For decades, it would have been a complete waste of your time to apply to register FUCK at the United States Patent and Trademark Office (USPTO). Same with F*CK, FXCK, F CK, FUK, FUX, FUHKIT, and the like. Images of a raised middle finger? Also entirely out of the question.
Then, in 2019, the Supreme Court struck down the statutory bar on registering “scandalous” trademarks. That decision opened the door to all sorts of fucking shit on the trademark register, in the name of free speech.
Or did it?
Erik Brunetti, the plaintiff who won at the Supreme Court and ultimately registered FUCT, then tried to register plain old FUCK. In June of 2021, an examining attorney refused Brunetti’s application for FUCK for sunglasses, cell phone cases, jewelry, a variety of types of bags, and retail services. Many of the same goods for which he’d already registered FUCT. The Trademark Trial and Appeal Board (TTAB) – essentially the appellate court of the USPTO – has agreed with that conclusion.
So scandalous trademarks are generally registrable, but FUCK isn’t? What the actual . . . heck?
As it has done with many a naughty mark even after the Supreme Court lifted the ban, the TTAB found that FUCK cannot be a source indicator. In other words, the expletive is simply not a viable trademark.
FUCK, reasoned the TTAB, is no more than a widely-used message. It conveys familiar sentiments to consumers rather than telling them where goods or services came from. (Do read on for the TTAB’s delightful description of those familiar sentiments.) And plenty of manufacturers use FUCK ornamentally on various goods, making consumers less likely to think it can be a trademark.
Thus, FUCK can never function as a trademark for Brunetti’s goods and services. It’s inherently incapable of being a source indicator, at least for ordinary consumer goods. People will always see it as an “informational sentiment” and therefore cannot see it as a brand that points out the origin of goods or services, according to the TTAB.
It’s important to note that Brunetti’s application was based on his intent to use the mark in the future.
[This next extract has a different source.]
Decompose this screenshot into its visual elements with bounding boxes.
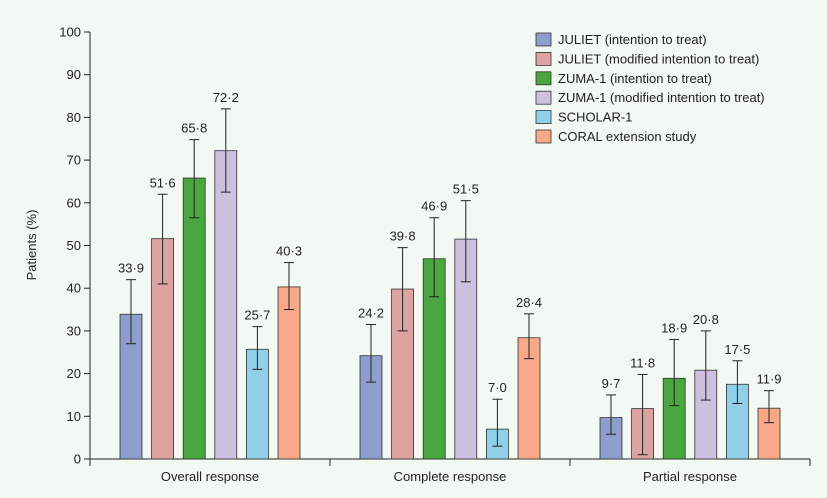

So the examining attorney and the TTAB never saw a FUCK brand watch or duffel bag. The USPTO has concluded that, no matter the context, FUCK can never be a brand.
Not so fast, USPTO. Font size and placement on a product can signal to consumers whether something is being used as a trademark. If you’re selling t-shirts with SCREW YOU in big, shiny letters across the chest, that hostile message is not being used as a trademark. I 100% agree. But there are surely ways to use SCREW YOU as a trademark. A hangtag on a purse, maybe, or “SCREW YOU brand timepieces” printed on watch packaging. Consumers know how trademarks appear on goods and packaging. They can figure it out.
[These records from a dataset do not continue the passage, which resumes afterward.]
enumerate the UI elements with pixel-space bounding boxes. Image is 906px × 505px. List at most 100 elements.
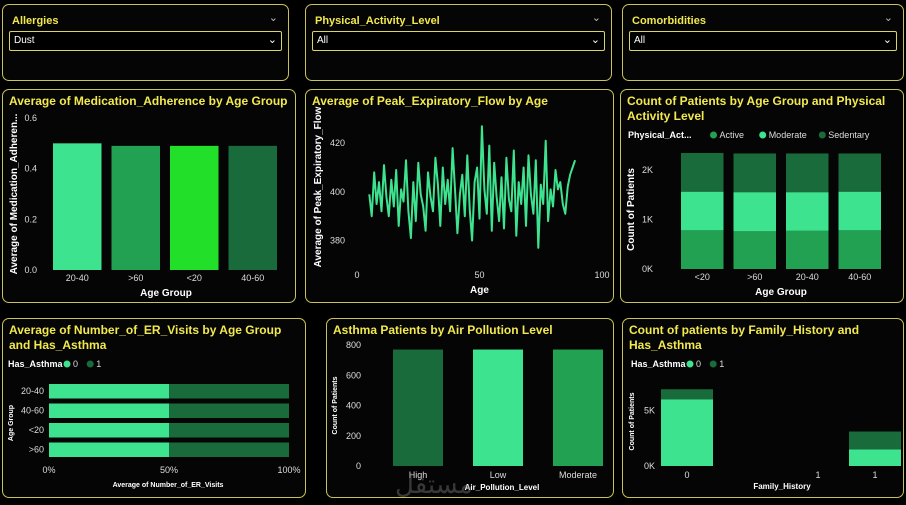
chart-title: Average of Medication_Adherence by Age G…	[9, 94, 288, 108]
legend-label: 1	[96, 359, 101, 369]
legend-label: 1	[719, 359, 724, 369]
x-tick-label: High	[409, 470, 428, 480]
watermark-logo: مستقل	[395, 470, 473, 500]
x-tick-label: 0	[354, 270, 359, 280]
peak-flow-chart[interactable]: Average of Peak_Expiratory_Flow by Age 3…	[305, 89, 614, 303]
bar-segment	[681, 191, 724, 231]
x-axis-title: Age Group	[140, 288, 192, 299]
x-axis-title: Average of Number_of_ER_Visits	[113, 482, 224, 489]
legend-title: Has_Asthma	[631, 359, 687, 369]
legend-label: 0	[696, 359, 701, 369]
y-axis-title: Count of Patients	[629, 392, 636, 450]
y-axis-title: Average of Peak_Expiratory_Flow	[313, 106, 324, 267]
legend-marker	[710, 131, 717, 139]
x-axis-title: Age Group	[755, 287, 807, 298]
bar-segment	[838, 230, 881, 269]
family-history-chart[interactable]: Count of patients by Family_History and …	[622, 318, 904, 498]
er-visits-chart[interactable]: Average of Number_of_ER_Visits by Age Gr…	[2, 318, 306, 498]
physical-activity-dropdown[interactable]: All ⌄	[312, 31, 605, 51]
y-tick-label: 800	[346, 340, 361, 350]
chevron-down-icon[interactable]: ⌄	[591, 12, 601, 24]
bar-segment	[169, 442, 289, 457]
chart-title: Average of Peak_Expiratory_Flow by Age	[312, 94, 548, 108]
slicer-comorbidities: Comorbidities ⌄ All ⌄	[622, 4, 904, 81]
bar	[111, 145, 160, 270]
y-tick-label: 5K	[644, 405, 655, 415]
x-tick-label: <20	[187, 273, 202, 283]
bar	[473, 349, 523, 466]
x-axis-title: Age	[470, 285, 489, 296]
chevron-down-icon[interactable]: ⌄	[883, 12, 893, 24]
bar-segment	[169, 403, 289, 418]
y-axis-title: Count of Patients	[332, 376, 339, 434]
x-tick-label: <20	[695, 272, 710, 282]
air-pollution-plot: 0 200 400 600 800 High Low Moderate Air_Pollutio…	[332, 340, 603, 492]
comorbidities-dropdown[interactable]: All ⌄	[629, 31, 897, 51]
x-tick-label: 40-60	[848, 272, 871, 282]
legend-marker	[759, 131, 767, 139]
y-axis-title: Age Group	[8, 405, 15, 441]
bar-segment	[49, 423, 169, 438]
x-tick-label: >60	[128, 273, 143, 283]
x-tick-label: 100%	[277, 465, 300, 475]
bar-segment	[786, 230, 829, 269]
bar-segment	[786, 153, 829, 193]
chart-title: Asthma Patients by Air Pollution Level	[333, 323, 553, 337]
legend-title: Has_Asthma	[8, 359, 64, 369]
chart-title: Count of patients by Family_History and …	[629, 323, 860, 352]
chevron-down-icon: ⌄	[882, 34, 892, 46]
x-tick-label: Low	[490, 470, 507, 480]
bar	[553, 349, 603, 466]
bar-segment	[169, 423, 289, 438]
y-tick-label: 0.4	[24, 164, 37, 174]
legend-marker	[63, 360, 71, 368]
y-tick-label: 1K	[642, 214, 653, 224]
y-tick-label: 0.2	[24, 214, 37, 224]
chart-title: Count of Patients by Age Group and Physi…	[627, 94, 886, 123]
x-tick-label: 0%	[42, 465, 55, 475]
bar-segment	[169, 384, 289, 399]
legend-marker	[818, 131, 826, 139]
er-visits-plot: Has_Asthma 0 1 20-40 40-60 <20 >60 0% 50% 100% Ave…	[8, 359, 301, 489]
legend-marker	[86, 360, 94, 368]
allergies-dropdown[interactable]: Dust ⌄	[9, 31, 282, 51]
y-tick-label: 0.0	[24, 265, 37, 275]
bar-segment	[661, 389, 713, 400]
bar-segment	[838, 191, 881, 231]
physical-activity-dropdown-value: All	[317, 35, 329, 46]
x-tick-label: 20-40	[66, 273, 89, 283]
medication-adherence-plot: 0.0 0.2 0.4 0.6 20-40 >60 <20 40-60 Age Group Ave…	[9, 113, 277, 299]
air-pollution-chart[interactable]: Asthma Patients by Air Pollution Level 0…	[326, 318, 614, 498]
chevron-down-icon: ⌄	[267, 34, 277, 46]
bar-segment	[733, 231, 776, 269]
y-tick-label: 40-60	[21, 406, 44, 416]
x-tick-label: 40-60	[241, 273, 264, 283]
chevron-down-icon: ⌄	[590, 34, 600, 46]
y-tick-label: 0K	[644, 461, 655, 471]
y-tick-label: 0	[356, 461, 361, 471]
y-tick-label: 2K	[642, 165, 653, 175]
x-tick-label: 1	[872, 470, 877, 480]
activity-level-chart[interactable]: Count of Patients by Age Group and Physi…	[620, 89, 904, 303]
legend-marker	[709, 360, 717, 368]
x-tick-label: 20-40	[796, 272, 819, 282]
x-tick-label: 50	[474, 270, 484, 280]
activity-level-plot: Physical_Act... Active Moderate Sedentary 0K…	[626, 130, 881, 298]
bar	[393, 349, 443, 466]
x-tick-label: 50%	[160, 465, 178, 475]
legend-title: Physical_Act...	[628, 130, 692, 140]
y-tick-label: 420	[330, 138, 345, 148]
medication-adherence-chart[interactable]: Average of Medication_Adherence by Age G…	[2, 89, 296, 303]
y-tick-label: 600	[346, 370, 361, 380]
comorbidities-dropdown-value: All	[634, 35, 646, 46]
x-tick-label: 1	[815, 470, 820, 480]
peak-flow-plot: 380 400 420 0 50 100 Age Average of Peak_Expira…	[313, 106, 610, 296]
y-tick-label: 400	[346, 401, 361, 411]
legend-label: Sedentary	[828, 130, 870, 140]
legend-label: Active	[720, 130, 745, 140]
x-axis-title: Family_History	[753, 482, 811, 491]
chevron-down-icon[interactable]: ⌄	[268, 12, 278, 24]
x-tick-label: 0	[684, 470, 689, 480]
x-axis-title: Air_Pollution_Level	[465, 483, 540, 492]
y-tick-label: 380	[330, 236, 345, 246]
The USPTO decided to grant registration to BULLSHIT for, oddly, “plastic and cloth flags and handkerchiefs,” at the intent-to-use stage. And the applicant finally used the mark and obtained a registration.
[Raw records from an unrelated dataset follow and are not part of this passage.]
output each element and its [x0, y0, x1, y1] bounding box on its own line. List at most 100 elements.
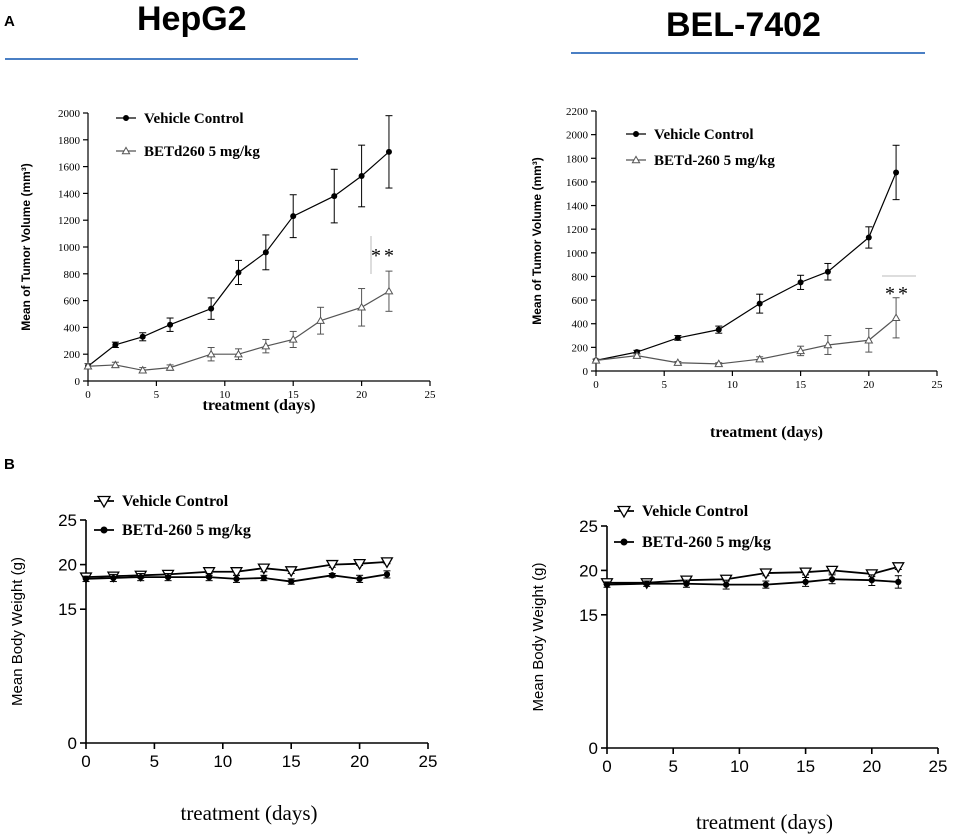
data-point [895, 578, 902, 586]
data-point [353, 559, 367, 571]
data-point [380, 557, 394, 569]
y-axis-label: Mean Body Weight (g) [530, 563, 547, 712]
legend-entry-1: BETd260 5 mg/kg [116, 144, 260, 160]
y-tick-label: 800 [572, 271, 589, 283]
legend-marker [616, 505, 632, 519]
y-tick-label: 2000 [58, 108, 81, 120]
data-point [257, 563, 271, 575]
data-point [868, 577, 875, 584]
x-tick-label: 25 [425, 389, 437, 401]
data-point [762, 581, 770, 588]
panel-label-a: A [4, 13, 15, 30]
y-tick-label: 0 [589, 739, 598, 758]
x-tick-label: 10 [730, 757, 749, 776]
x-tick-label: 20 [356, 389, 368, 401]
x-tick-label: 0 [85, 389, 91, 401]
data-point [358, 172, 365, 179]
data-point [137, 573, 144, 581]
legend-marker [121, 146, 131, 155]
legend-entry-0: Vehicle Control [116, 111, 244, 127]
y-tick-label: 25 [58, 511, 77, 530]
data-point [262, 249, 269, 256]
x-axis-label: treatment (days) [710, 424, 823, 441]
data-point [284, 566, 298, 578]
y-tick-label: 0 [583, 366, 589, 378]
legend-label: BETd260 5 mg/kg [144, 144, 260, 160]
y-tick-label: 15 [58, 600, 77, 619]
data-point [891, 313, 901, 322]
series-line [595, 317, 897, 365]
data-point [260, 574, 267, 582]
data-point [206, 349, 216, 358]
series-1 [82, 570, 391, 585]
data-point [864, 335, 874, 344]
series-1 [83, 270, 394, 374]
y-tick-label: 600 [572, 295, 589, 307]
data-point [796, 346, 806, 355]
y-tick-label: 1000 [566, 248, 589, 260]
data-point [110, 574, 117, 582]
legend-label: Vehicle Control [122, 493, 229, 510]
legend-entry-1: BETd-260 5 mg/kg [626, 153, 775, 169]
legend-entry-0: Vehicle Control [614, 503, 749, 520]
x-tick-label: 10 [727, 379, 739, 391]
data-point [759, 568, 773, 580]
data-point [316, 316, 326, 324]
legend-marker [123, 115, 129, 121]
y-axis-label: Mean of Tumor Volume (mm³) [530, 157, 544, 325]
legend-entry-1: BETd-260 5 mg/kg [94, 522, 251, 539]
y-tick-label: 400 [572, 319, 589, 331]
x-tick-label: 10 [219, 389, 231, 401]
series-line [595, 172, 897, 361]
data-point [797, 279, 804, 286]
legend-marker [633, 131, 639, 137]
x-tick-label: 5 [661, 379, 667, 391]
data-point [715, 326, 722, 333]
significance-marker: ** [885, 283, 911, 305]
y-tick-label: 2200 [566, 106, 589, 118]
data-point [205, 573, 213, 581]
legend-label: Vehicle Control [654, 127, 754, 143]
data-point [714, 359, 724, 368]
data-point [229, 567, 244, 579]
legend-entry-0: Vehicle Control [94, 493, 229, 510]
cell-title-hepg2: HepG2 [137, 0, 247, 38]
data-point [164, 573, 172, 581]
x-tick-label: 15 [796, 757, 815, 776]
data-point [234, 349, 243, 358]
series-1 [591, 297, 901, 368]
data-point [891, 562, 905, 574]
data-point [110, 360, 120, 369]
x-tick-label: 15 [795, 379, 807, 391]
y-tick-label: 800 [64, 269, 81, 281]
data-point [384, 286, 394, 295]
y-tick-label: 15 [579, 606, 598, 625]
legend-entry-0: Vehicle Control [626, 127, 754, 143]
data-point [383, 571, 391, 578]
y-tick-label: 1800 [566, 153, 589, 165]
legend-label: BETd-260 5 mg/kg [642, 534, 771, 551]
chart-a_bel: 0 5 10 15 20 25 0 200 400 600 800 1000 1200 1400 1600 1… [530, 106, 943, 441]
data-point [331, 193, 338, 200]
x-tick-label: 5 [668, 757, 677, 776]
data-point [603, 581, 611, 588]
y-tick-label: 1200 [58, 215, 81, 227]
legend-marker [100, 526, 108, 534]
series-line [87, 151, 390, 367]
legend-label: Vehicle Control [144, 111, 244, 127]
data-point [591, 355, 601, 364]
data-point [329, 572, 336, 579]
y-tick-label: 1800 [58, 135, 81, 147]
y-tick-label: 0 [68, 734, 77, 753]
y-tick-label: 0 [75, 376, 81, 388]
x-tick-label: 0 [602, 757, 611, 776]
significance-marker: ** [371, 245, 397, 267]
data-point [82, 575, 90, 583]
series-0 [84, 115, 393, 370]
data-point [865, 234, 872, 241]
data-point [823, 340, 833, 349]
data-point [235, 269, 242, 276]
data-point [723, 581, 730, 588]
data-point [139, 333, 146, 340]
chart-b_hepg2: 0 5 10 15 20 25 0 15 20 25 treatment (days) Mean Bo… [9, 493, 437, 825]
Here’s one of Brunetti’s uses of FUCT for t-shirts. It certainly looks like a trademark to me. And I genuinely don’t think morphing the T into a K will change that.
Also, how far will this decision go? Is any application for FUCK doomed to fail, or could you get a registration for charitable fundraising, a magazine on nuclear proliferation, or semiconductor chips? Would it work if you used a fancy font? And what about FUCKED? The USPTO refused to register SHIT for toilet paper on the sole ground that it’s a widely-used term that conveys an informational message. At this point, most prospective sweary applicants won’t even bother to try.
Perhaps this entire analysis was worth it, though, to be able to revel in the TTAB’s splendid homage to FUCK (citations omitted):
FUCK is no ordinary word, but rather one that has acquired a multitude of recognized meanings since its first recorded use, and whose popularity has soared over the years, particularly in recent times, transforming what was once a taboo word to be spoken in hushed tones to one that is trendy and cosmopolitan. . . . FUCK is used not only to describe sexual intercourse, but as a word intensifier “to express extremes of emotion, negative and positive” (e.g., shock), to note disdain, sadness, confusion, panic, boredom, annoyance, disgust, or pleasure; to insult or offend; and to evoke other emotions. FUCK is arguably one of the most expressive words in the English language – an “all-purpose word.”
Compare that love letter to the harsh words of Justice Alito in his concurrence for the Supreme Court in the 2019 Brunetti opinion:
The term suggested by [FUCT] is not needed to express any idea and, in fact, as commonly used today, generally signifies nothing except emotion and a severely limited vocabulary. The registration of such marks serves only to further coarsen our popular culture.
The next step may be an appeal to federal court. Let’s hope the next judges will give Brunetti and consumers the benefit of the effing doubt.
Postscript: Stay tuned for an upcoming post that provides an update on federally-registered trademarks that include FUCK, SHIT, and other assorted naughtiness. For reading all the way to the bottom of this post, I’ll reward you with a preview:
- 50 WAYS TO EAT COCK for providing a website featuring non-downloadable publications in the nature of blogs in the field of cooking and backyard chickens
And now they can proudly change that TM to an ®.